As a Christian, I probably don’t need to warn others who share my beliefs of what many might find offensive. “Krampus” is based on the mythical beast which many pagans feared in pre-Christian times. However, like many traditions, the creature has been utilized by Christians since then. As a fan of horror and supernatural folklore, I just enjoy a nice scary story.

I look at this in the same way I look at “A Christmas Carol.” “Krampus” is a cautionary tale using goblins and ghouls as tools to tell the story. The lessons to be learned here is rather straightforward. “Be careful what you wish for” and “Be good and not naughty.” You could also say it’s telling us all to appreciate and respect our families no matter how irritating or pleasant they may be.

“Krampus” is rated PG-13 for sequences of horror violence / terror, language and some drug material. I would definitely not take a child under the age of 13 to see this, unless you want to lay awake with them until you take all the Christmas decorations down and board up your fireplace. The drug material the rating refers to is a scene where a candy cane bong is shown. No actual use of drugs is shown.

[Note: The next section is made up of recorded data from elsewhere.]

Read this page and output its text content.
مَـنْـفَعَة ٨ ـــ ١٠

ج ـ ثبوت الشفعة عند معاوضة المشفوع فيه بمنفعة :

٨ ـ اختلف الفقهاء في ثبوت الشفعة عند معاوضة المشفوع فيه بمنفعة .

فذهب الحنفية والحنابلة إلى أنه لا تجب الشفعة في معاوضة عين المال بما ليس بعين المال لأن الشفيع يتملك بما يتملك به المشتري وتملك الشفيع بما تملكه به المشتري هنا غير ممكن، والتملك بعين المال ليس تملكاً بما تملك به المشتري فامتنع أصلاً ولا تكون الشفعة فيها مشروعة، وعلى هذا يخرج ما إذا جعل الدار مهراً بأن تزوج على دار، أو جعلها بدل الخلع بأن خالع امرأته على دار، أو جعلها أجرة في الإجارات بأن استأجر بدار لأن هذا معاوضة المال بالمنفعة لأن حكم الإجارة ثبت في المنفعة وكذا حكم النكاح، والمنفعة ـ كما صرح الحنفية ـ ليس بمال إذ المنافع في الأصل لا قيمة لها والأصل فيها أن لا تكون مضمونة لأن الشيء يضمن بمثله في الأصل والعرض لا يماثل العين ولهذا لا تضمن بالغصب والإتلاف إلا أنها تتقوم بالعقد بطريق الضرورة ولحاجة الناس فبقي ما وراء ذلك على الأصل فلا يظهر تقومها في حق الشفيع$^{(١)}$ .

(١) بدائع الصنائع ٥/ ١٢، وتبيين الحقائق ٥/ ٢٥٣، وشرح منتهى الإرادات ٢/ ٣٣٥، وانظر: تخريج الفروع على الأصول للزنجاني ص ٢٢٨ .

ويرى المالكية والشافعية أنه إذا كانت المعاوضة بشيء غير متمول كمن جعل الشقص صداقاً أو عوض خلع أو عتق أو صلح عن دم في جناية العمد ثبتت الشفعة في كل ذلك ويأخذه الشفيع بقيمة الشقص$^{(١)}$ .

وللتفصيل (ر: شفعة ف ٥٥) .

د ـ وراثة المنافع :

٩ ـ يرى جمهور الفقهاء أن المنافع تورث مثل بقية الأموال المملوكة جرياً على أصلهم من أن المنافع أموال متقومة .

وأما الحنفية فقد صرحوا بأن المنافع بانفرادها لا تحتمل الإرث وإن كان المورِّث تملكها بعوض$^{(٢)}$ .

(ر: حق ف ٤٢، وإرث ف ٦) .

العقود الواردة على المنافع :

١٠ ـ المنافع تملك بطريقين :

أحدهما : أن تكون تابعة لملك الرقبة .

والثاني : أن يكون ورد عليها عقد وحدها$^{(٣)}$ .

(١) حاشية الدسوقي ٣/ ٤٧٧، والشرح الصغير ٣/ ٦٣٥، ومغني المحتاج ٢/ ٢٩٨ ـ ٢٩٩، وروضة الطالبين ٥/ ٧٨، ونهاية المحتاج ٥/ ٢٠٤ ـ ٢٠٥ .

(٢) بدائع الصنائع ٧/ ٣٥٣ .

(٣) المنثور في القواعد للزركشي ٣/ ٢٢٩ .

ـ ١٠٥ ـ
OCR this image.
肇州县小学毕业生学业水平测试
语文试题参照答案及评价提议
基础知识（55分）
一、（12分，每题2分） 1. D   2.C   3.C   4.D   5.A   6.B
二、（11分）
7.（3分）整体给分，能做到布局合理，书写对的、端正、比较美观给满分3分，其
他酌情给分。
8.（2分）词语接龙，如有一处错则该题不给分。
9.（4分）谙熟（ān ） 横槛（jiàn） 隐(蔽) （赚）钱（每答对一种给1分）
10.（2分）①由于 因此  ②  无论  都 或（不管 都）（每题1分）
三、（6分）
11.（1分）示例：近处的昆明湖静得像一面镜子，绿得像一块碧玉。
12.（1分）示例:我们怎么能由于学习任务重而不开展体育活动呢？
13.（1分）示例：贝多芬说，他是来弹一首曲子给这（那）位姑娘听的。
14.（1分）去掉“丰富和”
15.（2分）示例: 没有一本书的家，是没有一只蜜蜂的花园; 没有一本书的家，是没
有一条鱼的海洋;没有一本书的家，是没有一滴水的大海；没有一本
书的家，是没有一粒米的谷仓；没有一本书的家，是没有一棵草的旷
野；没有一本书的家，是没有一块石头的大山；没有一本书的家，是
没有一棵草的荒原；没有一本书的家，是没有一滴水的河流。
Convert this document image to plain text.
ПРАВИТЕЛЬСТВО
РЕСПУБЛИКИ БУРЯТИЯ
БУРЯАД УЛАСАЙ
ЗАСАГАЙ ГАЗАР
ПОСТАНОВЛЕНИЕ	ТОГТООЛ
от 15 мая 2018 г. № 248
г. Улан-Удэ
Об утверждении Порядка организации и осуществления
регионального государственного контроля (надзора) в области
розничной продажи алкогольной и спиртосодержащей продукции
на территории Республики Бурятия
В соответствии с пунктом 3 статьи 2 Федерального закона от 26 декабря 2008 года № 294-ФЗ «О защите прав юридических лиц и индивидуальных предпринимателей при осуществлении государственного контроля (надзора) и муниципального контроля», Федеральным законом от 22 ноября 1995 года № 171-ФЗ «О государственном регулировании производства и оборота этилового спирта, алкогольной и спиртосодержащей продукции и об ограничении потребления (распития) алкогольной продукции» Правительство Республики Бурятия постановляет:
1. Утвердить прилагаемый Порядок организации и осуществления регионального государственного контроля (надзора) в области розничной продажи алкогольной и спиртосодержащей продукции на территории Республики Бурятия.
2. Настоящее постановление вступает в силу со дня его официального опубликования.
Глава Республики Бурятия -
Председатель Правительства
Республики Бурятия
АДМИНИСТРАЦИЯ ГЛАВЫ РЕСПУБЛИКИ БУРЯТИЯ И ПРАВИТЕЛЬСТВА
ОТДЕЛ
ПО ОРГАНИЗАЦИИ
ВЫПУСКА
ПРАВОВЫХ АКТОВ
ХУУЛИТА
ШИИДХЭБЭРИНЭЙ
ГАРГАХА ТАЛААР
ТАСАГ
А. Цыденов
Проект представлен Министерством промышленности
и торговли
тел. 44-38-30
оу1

I’ve been a huge fan of Christmas horror films for many years now. I actually collect them and watch as many as I can every year. I own everything from “Silent Night, Deadly Night” to “Santa’s Slay” to “Black Christmas” and “Rare Exports.” “Krampus” is a welcome addition and a wonderful gift of fright for the season. The production values, CGI, special effects, and acting all come together to create a truly memorable experience I’ll be repeating on an annual basis.